Domani, giovedì 24 luglio alle ore 17.30 presso l’Auditorium “Cottoni”, si terrà una consultazione pubblica promossa dall’assessorato regionale all’Ambiente guidato da Thomas De Luca su proposta della commissione consiliare di Nocera Umbra.
Un confronto aperto con cittadini, Comuni interessati, gestori, tecnici dell’Auri e associazioni per discutere il futuro della risorsa idrica, nella prospettiva di una riduzione progressiva dei prelievi che garantisca comunque il fabbisogno idropotabile della popolazione.
Obiettivo dichiarato dalla Regione è un utilizzo equilibrato e responsabile dell’acqua, che favorisca i territori e promuova interventi strutturali per l’efficienza e l’autosufficienza.
“Questo confronto pubblico è un passo indispensabile – dichiara l’assessore Thomas De Luca – La necessità di dare risposte concrete, equilibrate e lungimiranti non può prescindere dalla fase di partecipazione pubblica con i territori.
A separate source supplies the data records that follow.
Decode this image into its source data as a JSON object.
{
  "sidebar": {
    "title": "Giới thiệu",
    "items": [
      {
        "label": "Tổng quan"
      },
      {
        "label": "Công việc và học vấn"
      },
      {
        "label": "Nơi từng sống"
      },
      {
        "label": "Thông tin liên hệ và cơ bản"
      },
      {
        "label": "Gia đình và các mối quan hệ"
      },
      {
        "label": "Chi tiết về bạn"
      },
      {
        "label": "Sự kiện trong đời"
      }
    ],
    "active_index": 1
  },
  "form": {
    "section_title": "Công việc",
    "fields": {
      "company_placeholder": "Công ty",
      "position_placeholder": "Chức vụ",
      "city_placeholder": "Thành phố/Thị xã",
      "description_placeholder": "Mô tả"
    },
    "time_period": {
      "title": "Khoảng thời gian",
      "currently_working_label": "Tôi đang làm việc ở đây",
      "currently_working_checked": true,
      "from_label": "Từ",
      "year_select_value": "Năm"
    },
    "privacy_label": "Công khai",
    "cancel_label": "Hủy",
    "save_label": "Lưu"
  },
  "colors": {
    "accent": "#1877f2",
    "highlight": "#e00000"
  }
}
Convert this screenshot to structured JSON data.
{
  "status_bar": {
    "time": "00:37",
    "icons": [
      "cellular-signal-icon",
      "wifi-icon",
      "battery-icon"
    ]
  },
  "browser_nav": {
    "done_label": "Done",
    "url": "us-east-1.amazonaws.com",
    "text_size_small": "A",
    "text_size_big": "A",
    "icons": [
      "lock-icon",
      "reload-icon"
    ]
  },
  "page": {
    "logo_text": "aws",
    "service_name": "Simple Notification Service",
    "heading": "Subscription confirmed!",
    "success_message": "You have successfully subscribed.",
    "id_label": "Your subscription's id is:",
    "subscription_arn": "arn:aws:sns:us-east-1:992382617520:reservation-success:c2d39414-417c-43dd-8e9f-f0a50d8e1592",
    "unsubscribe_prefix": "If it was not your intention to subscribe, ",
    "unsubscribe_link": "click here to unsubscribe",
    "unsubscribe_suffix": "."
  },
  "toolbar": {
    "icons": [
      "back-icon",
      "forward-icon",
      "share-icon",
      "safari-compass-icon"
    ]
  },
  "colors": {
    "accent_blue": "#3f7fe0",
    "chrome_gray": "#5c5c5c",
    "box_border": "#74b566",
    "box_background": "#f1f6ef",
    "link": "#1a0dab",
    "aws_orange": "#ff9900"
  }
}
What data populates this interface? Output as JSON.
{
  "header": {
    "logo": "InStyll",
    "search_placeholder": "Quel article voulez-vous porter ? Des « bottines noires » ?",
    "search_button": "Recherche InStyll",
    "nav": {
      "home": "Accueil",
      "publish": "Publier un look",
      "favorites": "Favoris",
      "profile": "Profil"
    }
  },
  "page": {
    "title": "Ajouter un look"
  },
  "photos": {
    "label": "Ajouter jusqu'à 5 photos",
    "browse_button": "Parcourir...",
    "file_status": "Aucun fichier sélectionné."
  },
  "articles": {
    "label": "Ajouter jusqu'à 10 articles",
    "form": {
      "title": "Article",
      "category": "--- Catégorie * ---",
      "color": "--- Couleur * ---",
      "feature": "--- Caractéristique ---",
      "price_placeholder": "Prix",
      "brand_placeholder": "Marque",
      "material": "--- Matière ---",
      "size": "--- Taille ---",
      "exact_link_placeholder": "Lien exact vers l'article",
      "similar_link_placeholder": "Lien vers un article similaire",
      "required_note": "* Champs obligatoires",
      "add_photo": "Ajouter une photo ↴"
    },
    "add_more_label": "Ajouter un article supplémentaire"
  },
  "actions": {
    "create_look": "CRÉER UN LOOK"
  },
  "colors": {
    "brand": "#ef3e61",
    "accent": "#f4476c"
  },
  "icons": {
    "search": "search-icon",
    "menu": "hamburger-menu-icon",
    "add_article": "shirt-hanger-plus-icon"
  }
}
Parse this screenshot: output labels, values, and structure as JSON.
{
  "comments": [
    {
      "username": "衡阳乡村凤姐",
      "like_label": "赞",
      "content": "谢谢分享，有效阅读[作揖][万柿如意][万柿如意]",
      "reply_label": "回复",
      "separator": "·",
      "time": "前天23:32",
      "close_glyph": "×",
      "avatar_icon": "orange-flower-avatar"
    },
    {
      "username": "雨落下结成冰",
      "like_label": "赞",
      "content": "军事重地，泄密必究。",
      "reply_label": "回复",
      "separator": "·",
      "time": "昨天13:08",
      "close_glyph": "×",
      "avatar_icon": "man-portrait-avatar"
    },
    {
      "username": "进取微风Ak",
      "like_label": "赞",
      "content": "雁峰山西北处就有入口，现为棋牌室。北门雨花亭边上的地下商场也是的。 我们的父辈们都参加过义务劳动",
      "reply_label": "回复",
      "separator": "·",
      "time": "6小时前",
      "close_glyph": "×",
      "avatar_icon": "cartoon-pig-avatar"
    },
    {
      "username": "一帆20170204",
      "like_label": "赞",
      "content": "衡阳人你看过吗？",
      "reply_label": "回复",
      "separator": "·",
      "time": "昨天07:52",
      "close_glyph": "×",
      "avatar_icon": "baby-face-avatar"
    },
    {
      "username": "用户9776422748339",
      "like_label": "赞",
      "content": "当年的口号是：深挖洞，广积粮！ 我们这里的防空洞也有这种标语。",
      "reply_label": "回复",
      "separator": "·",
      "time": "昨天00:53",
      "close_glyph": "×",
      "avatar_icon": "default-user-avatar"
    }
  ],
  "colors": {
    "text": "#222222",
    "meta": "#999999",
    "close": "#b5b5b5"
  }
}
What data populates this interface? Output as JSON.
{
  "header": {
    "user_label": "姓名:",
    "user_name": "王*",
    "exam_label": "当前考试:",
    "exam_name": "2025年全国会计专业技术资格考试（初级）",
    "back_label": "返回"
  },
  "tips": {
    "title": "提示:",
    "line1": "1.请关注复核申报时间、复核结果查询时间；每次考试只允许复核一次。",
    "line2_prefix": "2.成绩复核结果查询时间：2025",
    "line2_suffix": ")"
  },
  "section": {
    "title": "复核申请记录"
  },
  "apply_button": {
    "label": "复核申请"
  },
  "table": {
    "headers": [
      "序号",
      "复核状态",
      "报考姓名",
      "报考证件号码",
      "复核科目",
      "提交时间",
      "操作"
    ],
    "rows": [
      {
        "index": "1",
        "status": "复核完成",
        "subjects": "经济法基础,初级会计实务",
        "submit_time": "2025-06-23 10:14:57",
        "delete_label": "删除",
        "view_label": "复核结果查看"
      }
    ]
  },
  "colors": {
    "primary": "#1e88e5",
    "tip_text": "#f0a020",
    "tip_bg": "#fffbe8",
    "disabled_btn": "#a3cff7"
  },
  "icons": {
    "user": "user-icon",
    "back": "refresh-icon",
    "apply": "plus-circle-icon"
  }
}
La gestione di una risorsa vitale come l’acqua è un tema cruciale per la salute delle persone e per la sopravvivenza degli ecosistemi, specialmente in un’epoca caratterizzata da eventi climatici estremi e crescente pressione sulle risorse naturali”.
La Regione fa sapere di essere al lavoro per aggiornare l’iter del rinnovo delle concessioni, con l’intento di conciliare le esigenze idropotabili con la tutela ambientale, in linea con una strategia di riequilibrio idrico territoriale. Una priorità, soprattutto alla luce delle criticità registrate negli ultimi anni dal fiume Topino, soggetto a carenze idriche durante i periodi siccitosi.